My daughter has been acting up the last few weeks with delusions, maybe hallucinations, anger and paranoia. Part of me feels resentful and angry with her. I ask myself why doesn’t she want to grow up and why is she still attached to my aprons strings.
So this evening I’m working on distracting myself. It’s around 10:30PM, dark and raining so I can’t take a walk which is my usual way of dealing with stress. I’m doing some deep and slow breathing and that helps a lot. I’m sharing this all with you and that also helps and after visiting this forum I will probably read. I’m 20% into this very engrossing novel.
Yes, I’ve been dealing with my daughter’s illness for about 17 years but I still have my bad days.
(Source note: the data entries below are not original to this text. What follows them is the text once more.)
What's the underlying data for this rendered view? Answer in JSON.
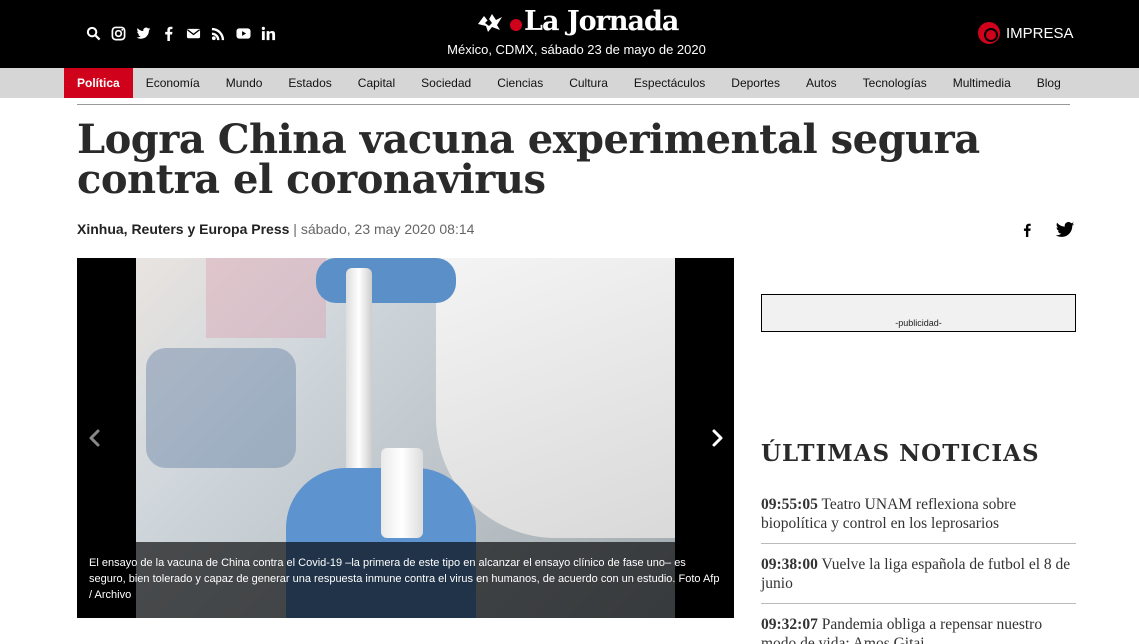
{
  "header": {
    "social_icons": [
      "search-icon",
      "instagram-icon",
      "twitter-icon",
      "facebook-icon",
      "email-icon",
      "rss-icon",
      "youtube-icon",
      "linkedin-icon"
    ],
    "logo_text": "La Jornada",
    "date_line": "México, CDMX, sábado 23 de mayo de 2020",
    "impresa_label": "IMPRESA"
  },
  "nav": {
    "items": [
      {
        "label": "Política",
        "active": true
      },
      {
        "label": "Economía"
      },
      {
        "label": "Mundo"
      },
      {
        "label": "Estados"
      },
      {
        "label": "Capital"
      },
      {
        "label": "Sociedad"
      },
      {
        "label": "Ciencias"
      },
      {
        "label": "Cultura"
      },
      {
        "label": "Espectáculos"
      },
      {
        "label": "Deportes"
      },
      {
        "label": "Autos"
      },
      {
        "label": "Tecnologías"
      },
      {
        "label": "Multimedia"
      },
      {
        "label": "Blog"
      }
    ]
  },
  "article": {
    "headline": "Logra China vacuna experimental segura contra el coronavirus",
    "author": "Xinhua, Reuters y Europa Press",
    "separator": "|",
    "datetime": "sábado, 23 may 2020 08:14",
    "share_icons": [
      "facebook-icon",
      "twitter-icon"
    ],
    "caption": "El ensayo de la vacuna de China contra el Covid-19 –la primera de este tipo en alcanzar el ensayo clínico de fase uno– es seguro, bien tolerado y capaz de generar una respuesta inmune contra el virus en humanos, de acuerdo con un estudio. Foto Afp / Archivo"
  },
  "sidebar": {
    "ad_label": "-publicidad-",
    "latest_title": "ÚLTIMAS NOTICIAS",
    "news": [
      {
        "time": "09:55:05",
        "text": "Teatro UNAM reflexiona sobre biopolítica y control en los leprosarios"
      },
      {
        "time": "09:38:00",
        "text": "Vuelve la liga española de futbol el 8 de junio"
      },
      {
        "time": "09:32:07",
        "text": "Pandemia obliga a repensar nuestro modo de vida: Amos Gitai"
      }
    ]
  },
  "colors": {
    "brand_red": "#d0021b",
    "header_bg": "#000000",
    "nav_bg": "#d6d6d6"
  }
}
Yes, I know it’s not her fault she has a mental illness and I feel a great deal of empathy for my daughter that she’s dealing with this on a daily basis. I can only imagine what that feels like and as her mother at times I think why can’t I just let her go and let her make her own mistakes and deal with the consequences. There are times I want to toss her out on the street but I can’t do it plus she has a couple of great kids and I would never ever want to hurt them in any way. It’s tough.
What do you do to distract and calm yourself. I’d love to hear from you on your go to stress reducer.